Brazilian rhythmic gymnast

Fernanda Festa Rezende (born 1981) is a retired Brazilian rhythmic gymnast and coach.

== Career ==
In 1992, gymnasts Festa competed in her first São Paulo state championships at only eleven years old. In 1994 she competed in Curitiba for a spot on the Brazilian national team to participate in the Pan American Championships in Monterrey, Mexico, being part of the group that finished in 6th place.

In 1995 she was called up to integrate the national senior group set to compete in the upcoming Pan American Games in Mar del Plata, Argentina. To do so she had to move to Londrina, where she would live with the other gymnasts who were preparing for the competition. At the games she won bronze in the All-Around with Camila Ferezin, Dayane Camilo, Luciana Barrichello and Luciane de Oliveira. She was then invited, along Kizzy Antualpa and Flavia Costa, by the Cuban gymnastics federation to compete in the Inter-Club Championships, this being the third time the gymnasts had received an invitation from Cuba, but until then they had not participated due to lack of sponsorship. This time the three athletes were able to participate thanks to the efforts made by their parents. In addition to competing, they did a one-week internship with the Cuban coaches, as Cuba had the best rhythmic gymnastics school in the Americas at the time. There she was 6th overall and won bronze with clubs and with rope.

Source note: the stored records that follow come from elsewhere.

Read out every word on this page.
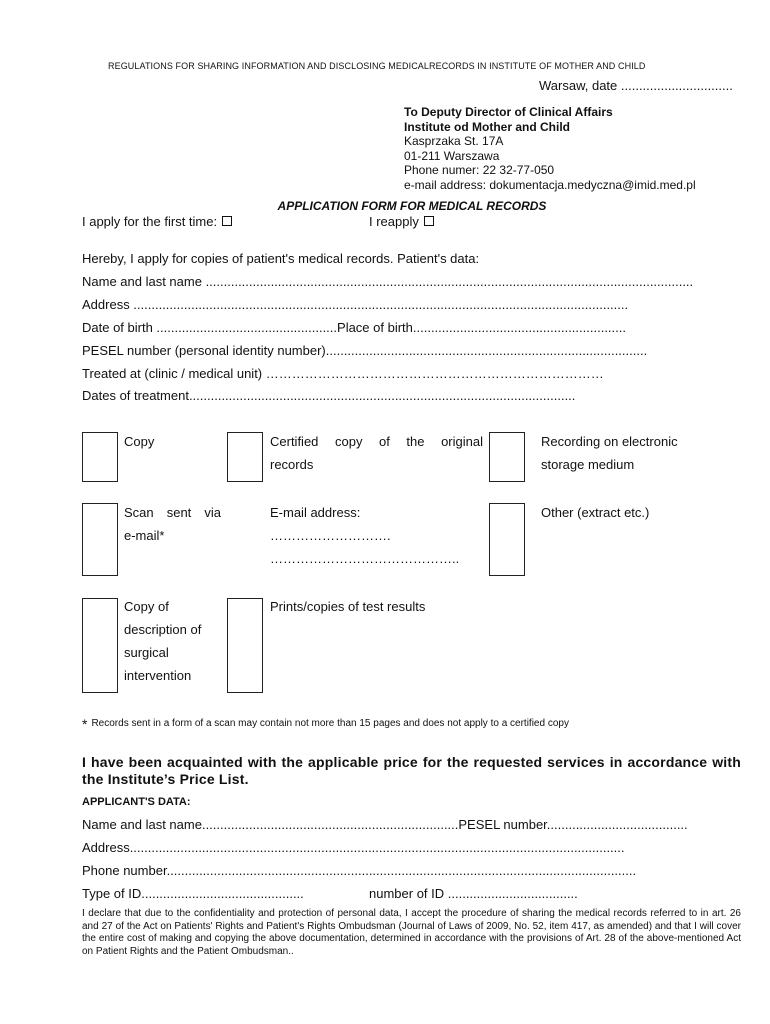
REGULATIONS FOR SHARING INFORMATION AND DISCLOSING MEDICALRECORDS IN INSTITUTE OF MOTHER AND CHILD
Warsaw, date ...............................
To Deputy Director of Clinical Affairs
Institute od Mother and Child
Kasprzaka St. 17A
01-211 Warszawa
Phone numer: 22 32-77-050
e-mail address: dokumentacja.medyczna@imid.med.pl
APPLICATION FORM FOR MEDICAL RECORDS
I apply for the first time:	I reapply
Hereby, I apply for copies of patient's medical records. Patient's data:
Name and last name .......................................................................................................................................
Address .........................................................................................................................................
Date of birth ..................................................Place of birth...........................................................
PESEL number (personal identity number).........................................................................................
Treated at (clinic / medical unit) ……………………………………………………………………
Dates of treatment...........................................................................................................
Copy	Certified copy of the original
records
Recording on electronic
storage medium
Scan sent via
e-mail*
E-mail address:
……………………….
……………………………………..
Other (extract etc.)
Copy of
description of
surgical
intervention
Prints/copies of test results
* Records sent in a form of a scan may contain not more than 15 pages and does not apply to a certified copy
I have been acquainted with the applicable price for the requested services in accordance with the Institute’s Price List.
APPLICANT'S DATA:
Name and last name.......................................................................PESEL number.......................................
Address.........................................................................................................................................
Phone number..................................................................................................................................
Type of ID.............................................	number of ID ....................................
I declare that due to the confidentiality and protection of personal data, I accept the procedure of sharing the medical records referred to in art. 26 and 27 of the Act on Patients' Rights and Patient's Rights Ombudsman (Journal of Laws of 2009, No. 52, item 417, as amended) and that I will cover the entire cost of making and copying the above documentation, determined in accordance with the provisions of Art. 28 of the above-mentioned Act on Patient Rights and the Patient Ombudsman..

The following year she was again selected to enter the national senior group preparing for the 1996 World Championships in Budapest, being 21st in the All-Around.

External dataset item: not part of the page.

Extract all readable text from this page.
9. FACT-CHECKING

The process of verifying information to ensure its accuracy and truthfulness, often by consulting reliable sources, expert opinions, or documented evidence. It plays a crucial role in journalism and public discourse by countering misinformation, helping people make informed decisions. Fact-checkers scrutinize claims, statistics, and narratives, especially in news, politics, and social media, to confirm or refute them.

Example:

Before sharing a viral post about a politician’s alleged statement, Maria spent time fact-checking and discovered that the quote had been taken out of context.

In 1997 she participated in the Four Continents Cup in Sydney with the group, winning the bronze medal. After this competition she made the decision to retire.

She then decided to study Physical Education at PUC-Campinas and graduated in 2002. Since 1999 she worked as a coach at the Clube da Hípica and also at the Clube Regatas. In 2016 she coached the pre junior group that won all three gold medals at the South American Championships in Paipa.